UMASH is a string hash function with throughput (22 GB/s on a 2.5 GHz Xeon 8175M) and latency (9-22 ns for input sizes up to 64 bytes on the same machine) comparable to that of performance-optimised hashes like MurmurHash3, XXH3, or farmhash. Its 64-bit output is almost universal, and it, as well as both its 32-bit halves, passes both Reini Urban's fork of SMHasher and Yves Orton's extended version (after expanding each seed to a 320-byte key for the latter).
Unlike most other non-cryptographic hash functions
(CLHash is a rare exception) which
do not prevent seed-independent collisions
and thus usually suffer from such weaknesses,
UMASH provably avoids parameter-independent collisions. For any two
inputs of l
bytes or fewer, the probability that a randomly
parameterised UMASH assigns them the same 64 bit hash value is less
than ceil(l / 2048) 2**-56
. UMASH also offers a fingerprinting mode
that simply computes two independent hashes at the same time.
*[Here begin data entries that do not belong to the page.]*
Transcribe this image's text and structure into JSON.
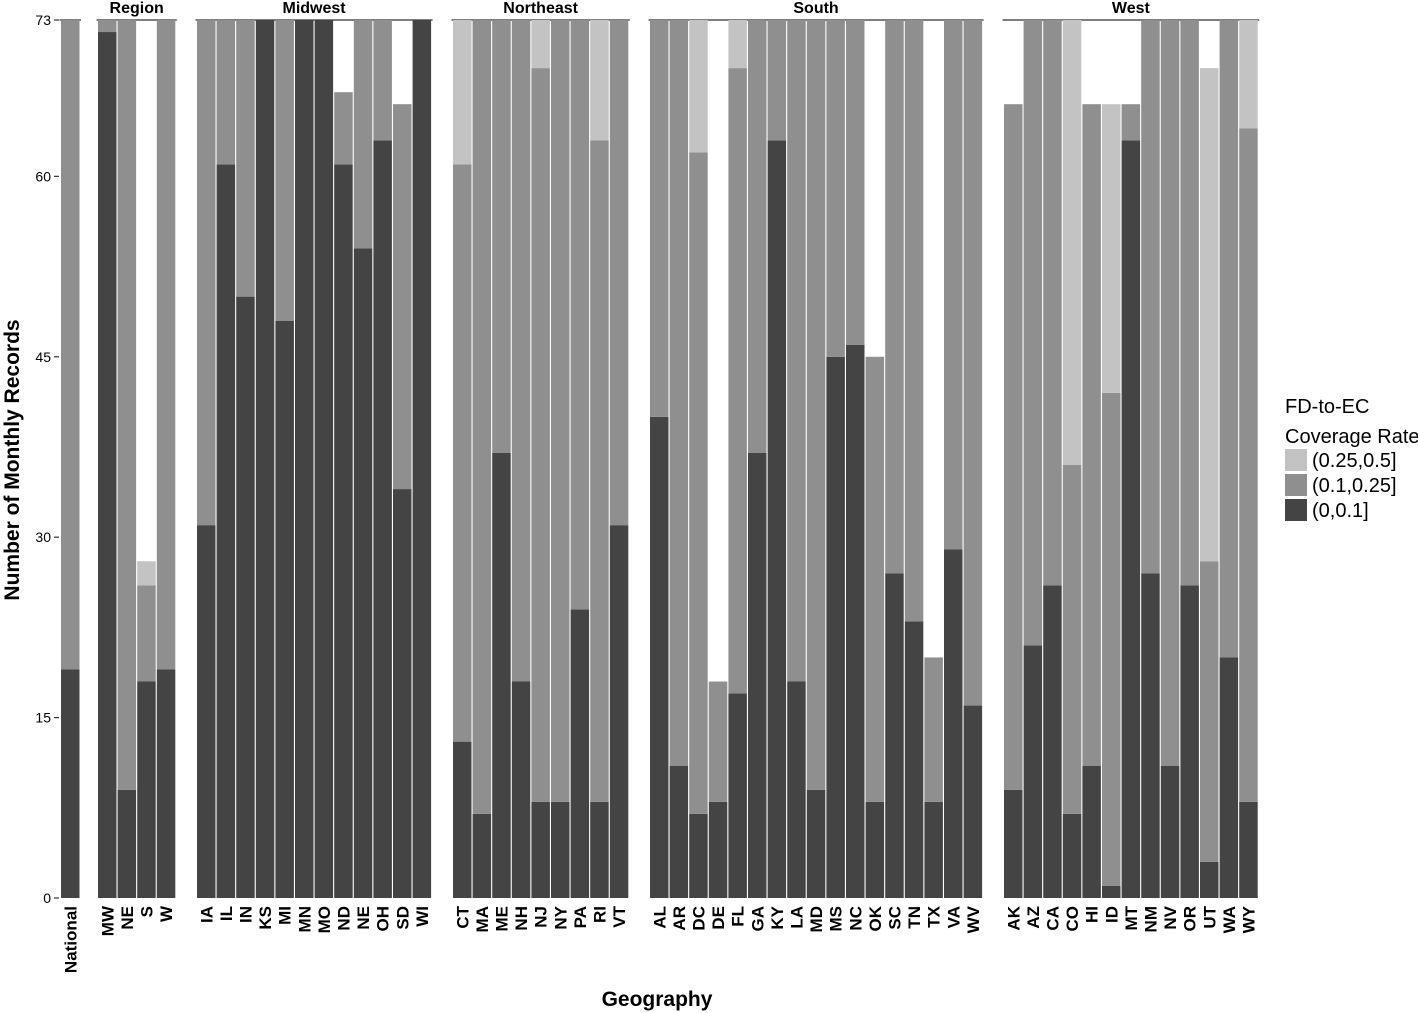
{
  "chart_data": {
    "type": "bar",
    "stacked": true,
    "xlabel": "Geography",
    "ylabel": "Number of Monthly Records",
    "ylim": [
      0,
      73
    ],
    "yticks": [
      0,
      15,
      30,
      45,
      60,
      73
    ],
    "legend": {
      "title_lines": [
        "FD-to-EC",
        "Coverage Rate"
      ],
      "placement": "right",
      "entries": [
        {
          "label": "(0.25,0.5]",
          "color": "#c3c3c3"
        },
        {
          "label": "(0.1,0.25]",
          "color": "#8f8f8f"
        },
        {
          "label": "(0,0.1]",
          "color": "#444444"
        }
      ]
    },
    "series_order": [
      "(0,0.1]",
      "(0.1,0.25]",
      "(0.25,0.5]"
    ],
    "panels": [
      {
        "title": "",
        "bars": [
          {
            "label": "National",
            "values": [
              19,
              54,
              0
            ]
          }
        ]
      },
      {
        "title": "Region",
        "bars": [
          {
            "label": "MW",
            "values": [
              72,
              1,
              0
            ]
          },
          {
            "label": "NE",
            "values": [
              9,
              64,
              0
            ]
          },
          {
            "label": "S",
            "values": [
              18,
              8,
              2
            ]
          },
          {
            "label": "W",
            "values": [
              19,
              54,
              0
            ]
          }
        ]
      },
      {
        "title": "Midwest",
        "bars": [
          {
            "label": "IA",
            "values": [
              31,
              42,
              0
            ]
          },
          {
            "label": "IL",
            "values": [
              61,
              12,
              0
            ]
          },
          {
            "label": "IN",
            "values": [
              50,
              23,
              0
            ]
          },
          {
            "label": "KS",
            "values": [
              73,
              0,
              0
            ]
          },
          {
            "label": "MI",
            "values": [
              48,
              25,
              0
            ]
          },
          {
            "label": "MN",
            "values": [
              73,
              0,
              0
            ]
          },
          {
            "label": "MO",
            "values": [
              73,
              0,
              0
            ]
          },
          {
            "label": "ND",
            "values": [
              61,
              6,
              0
            ]
          },
          {
            "label": "NE",
            "values": [
              54,
              19,
              0
            ]
          },
          {
            "label": "OH",
            "values": [
              63,
              10,
              0
            ]
          },
          {
            "label": "SD",
            "values": [
              34,
              32,
              0
            ]
          },
          {
            "label": "WI",
            "values": [
              73,
              0,
              0
            ]
          }
        ]
      },
      {
        "title": "Northeast",
        "bars": [
          {
            "label": "CT",
            "values": [
              13,
              48,
              12
            ]
          },
          {
            "label": "MA",
            "values": [
              7,
              66,
              0
            ]
          },
          {
            "label": "ME",
            "values": [
              37,
              36,
              0
            ]
          },
          {
            "label": "NH",
            "values": [
              18,
              55,
              0
            ]
          },
          {
            "label": "NJ",
            "values": [
              8,
              61,
              4
            ]
          },
          {
            "label": "NY",
            "values": [
              8,
              65,
              0
            ]
          },
          {
            "label": "PA",
            "values": [
              24,
              49,
              0
            ]
          },
          {
            "label": "RI",
            "values": [
              8,
              55,
              10
            ]
          },
          {
            "label": "VT",
            "values": [
              31,
              42,
              0
            ]
          }
        ]
      },
      {
        "title": "South",
        "bars": [
          {
            "label": "AL",
            "values": [
              40,
              33,
              0
            ]
          },
          {
            "label": "AR",
            "values": [
              11,
              62,
              0
            ]
          },
          {
            "label": "DC",
            "values": [
              7,
              55,
              11
            ]
          },
          {
            "label": "DE",
            "values": [
              8,
              10,
              0
            ]
          },
          {
            "label": "FL",
            "values": [
              17,
              52,
              4
            ]
          },
          {
            "label": "GA",
            "values": [
              37,
              36,
              0
            ]
          },
          {
            "label": "KY",
            "values": [
              63,
              10,
              0
            ]
          },
          {
            "label": "LA",
            "values": [
              18,
              55,
              0
            ]
          },
          {
            "label": "MD",
            "values": [
              9,
              64,
              0
            ]
          },
          {
            "label": "MS",
            "values": [
              45,
              28,
              0
            ]
          },
          {
            "label": "NC",
            "values": [
              46,
              27,
              0
            ]
          },
          {
            "label": "OK",
            "values": [
              8,
              37,
              0
            ]
          },
          {
            "label": "SC",
            "values": [
              27,
              46,
              0
            ]
          },
          {
            "label": "TN",
            "values": [
              23,
              50,
              0
            ]
          },
          {
            "label": "TX",
            "values": [
              8,
              12,
              0
            ]
          },
          {
            "label": "VA",
            "values": [
              29,
              44,
              0
            ]
          },
          {
            "label": "WV",
            "values": [
              16,
              57,
              0
            ]
          }
        ]
      },
      {
        "title": "West",
        "bars": [
          {
            "label": "AK",
            "values": [
              9,
              57,
              0
            ]
          },
          {
            "label": "AZ",
            "values": [
              21,
              52,
              0
            ]
          },
          {
            "label": "CA",
            "values": [
              26,
              47,
              0
            ]
          },
          {
            "label": "CO",
            "values": [
              7,
              29,
              37
            ]
          },
          {
            "label": "HI",
            "values": [
              11,
              55,
              0
            ]
          },
          {
            "label": "ID",
            "values": [
              1,
              41,
              24
            ]
          },
          {
            "label": "MT",
            "values": [
              63,
              3,
              0
            ]
          },
          {
            "label": "NM",
            "values": [
              27,
              46,
              0
            ]
          },
          {
            "label": "NV",
            "values": [
              11,
              62,
              0
            ]
          },
          {
            "label": "OR",
            "values": [
              26,
              47,
              0
            ]
          },
          {
            "label": "UT",
            "values": [
              3,
              25,
              41
            ]
          },
          {
            "label": "WA",
            "values": [
              20,
              53,
              0
            ]
          },
          {
            "label": "WY",
            "values": [
              8,
              56,
              9
            ]
          }
        ]
      }
    ]
  }
}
The
resulting 128-bit fingerprint
collides pairs of l
-or-fewer-byte inputs with probability less than
ceil(l / 2048)**2 * 2**-112
; that's less than 2**-70
(1e-21
) for
up to 7.5 GB of data.
See umash_reference.py
(pre-rendered in umash.pdf
) for details and
rationale about the design, and a proof sketch for the collision bound.
The blog post announcing UMASH
includes a higher level overview and may also provide useful context.
If you're not into details, you can also just copy umash.c
and
umash.h
in your project: they're distributed under the MIT license.
The current implementation only build with gcc-compatible compilers
that support the integer overflow builtins
introduced by GCC 5 (April 2015) and targets x86-64 machines with the
CLMUL extension
(available since 2011 on Intel and AMD). That's simply because we
only use UMASH on such platforms at Backtrace.
There should be no reason we can't also target other compilers, or
other architectures with carry-less multiplication instructions
(e.g., VMULL
on ARMv8).
The test suite calls into a shared object with test-only external
symbols with Python 3, CFFI,
and Hypothesis. As long as Python3 and
venv are installed, you
may execute t/run-tests.sh
to download test dependencies, build the
current version of UMASH and run all the pytests in the t/
directory. t/run-tests-public.sh
only exercises the public
interface, which may be helpful to test a production build or when
making extensive internal changes.
The Python test code is automatically formatted with
black. We try to make sure the C code
sticks to something similar to the
FreeBSD KNF;
when in doubt, whatever t/format.sh
does is good enough.
While the UMASH algorithm isn't frozen yet, we do not expect to change
its overall structure (PH
block compressor that feeds a polynomial
string hash). There are plenty of lower hanging fruits.
- The short (8 or fewer bytes) input code can hopefully be simpler.
- The medium-length (9-15 bytes) input code path is a micro-optimised version of the general case, but does not actually share any machine code; can we improve the latency and maintain the collision bounds by replacing it with something completely different?
- Itβs already nice that we can get away with a single round of
xor-shift
/ multiply in the finaliser, but can we shave even more latency there? - We only looked at x86-64 implementations; we will consider simple changes that improve performance on x86-64, or on other platforms as long they don't penalise x86-64.
- We currently only use incremental and one-shot hashing interfaces. If someone needs parallel hashing, we can collaborate to find out what that interface could look like.
And of course, portability to other C compilers or platforms is interesting.